The following was sent to me after this page was published. Judi, one of my subscribers, packed lots of other information about EVs into a very small space:

"Thank you for this article on EV's and the power grid. The current Administration's shortsighted mandate on EV's (among other things!)  is ridiculous and out of touch with the cross-section of America!

We simply don't have the infrastructure in place to support it, not only from the perspective of the power grid but from the very fact that most Americans cannot afford an EV and don't have the luxury of having an in-home charger. Think of the number of apartments, condos, and townhomes that lack personal parking spaces and the ability to just plug in their vehicles!

And think, too, of the cost of installing these charging stations and who will pay for them! Does anyone pay for my gasoline or provide me with a personal gas station? My HOA has looked into this issue and has found that older homes often don't even have the electrical capacity to support these chargers.

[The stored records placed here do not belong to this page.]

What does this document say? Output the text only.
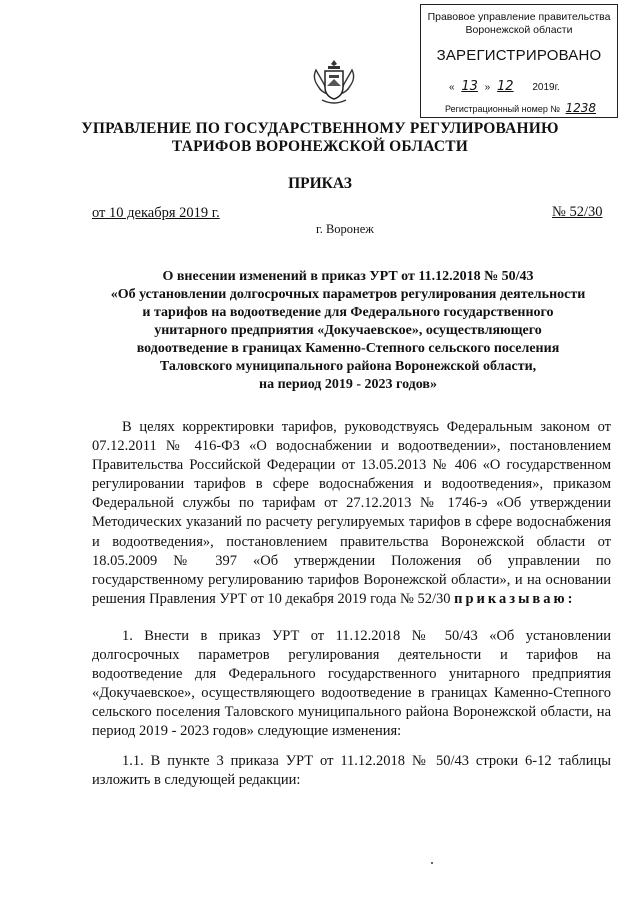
Правовое управление правительства
Воронежской области
ЗАРЕГИСТРИРОВАНО
« 13 » 12 2019г.
Регистрационный номер № 1238
УПРАВЛЕНИЕ ПО ГОСУДАРСТВЕННОМУ РЕГУЛИРОВАНИЮ
ТАРИФОВ ВОРОНЕЖСКОЙ ОБЛАСТИ
ПРИКАЗ
от 10 декабря 2019 г.	№ 52/30
г. Воронеж
О внесении изменений в приказ УРТ от 11.12.2018 № 50/43
«Об установлении долгосрочных параметров регулирования деятельности
и тарифов на водоотведение для Федерального государственного
унитарного предприятия «Докучаевское», осуществляющего
водоотведение в границах Каменно-Степного сельского поселения
Таловского муниципального района Воронежской области,
на период 2019 - 2023 годов»
В целях корректировки тарифов, руководствуясь Федеральным законом от 07.12.2011 № 416-ФЗ «О водоснабжении и водоотведении», постановлением Правительства Российской Федерации от 13.05.2013 № 406 «О государственном регулировании тарифов в сфере водоснабжения и водоотведения», приказом Федеральной службы по тарифам от 27.12.2013 № 1746-э «Об утверждении Методических указаний по расчету регулируемых тарифов в сфере водоснабжения и водоотведения», постановлением правительства Воронежской области от 18.05.2009 № 397 «Об утверждении Положения об управлении по государственному регулированию тарифов Воронежской области», и на основании решения Правления УРТ от 10 декабря 2019 года № 52/30 приказываю:
1. Внести в приказ УРТ от 11.12.2018 № 50/43 «Об установлении долгосрочных параметров регулирования деятельности и тарифов на водоотведение для Федерального государственного унитарного предприятия «Докучаевское», осуществляющего водоотведение в границах Каменно-Степного сельского поселения Таловского муниципального района Воронежской области, на период 2019 - 2023 годов» следующие изменения:
1.1. В пункте 3 приказа УРТ от 11.12.2018 № 50/43 строки 6-12 таблицы изложить в следующей редакции:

And let's not forget the time component needed to charge these vehicles! We live in a fast-paced highly mobile society where time is money! How many times have I looked at my fuel gauge and realized my gas was low? But with a myriad of gas stations in my area, it was no problem. I could stop and be on my way in 10 minutes! Not so with an EV charge!

There's also a ton of other EV considerations that nobody wants to talk about: the weight of the vehicles, which drags down the distance one can go in a charge and makes it difficult to locate a repair shop that can lift it.

Here's a short list of other issues with EVs:

  • The weight of the battery wears down tires (all tires need to be replaced in only 30-40k miles), an issue for Goodyear is currently trying to develop an EV-specific tire
  • There is a lack of space, especially in urban areas, for the necessary number of chargers
  • The cost of replacing an EV battery (several thousand dollars) after a rather limited number of miles
  • The fact that mechanics aren't needed for these cars, results in job loss across the country
  • The fact that our auto industry is built on service, which is where the dealership makes its money;
  • The fact that getting technicians skilled in EV vehicle maintenance will lag behind the mandated demand

I could go on and on but you know the issues...

We can only hope that many souls who are asleep wake up soon!"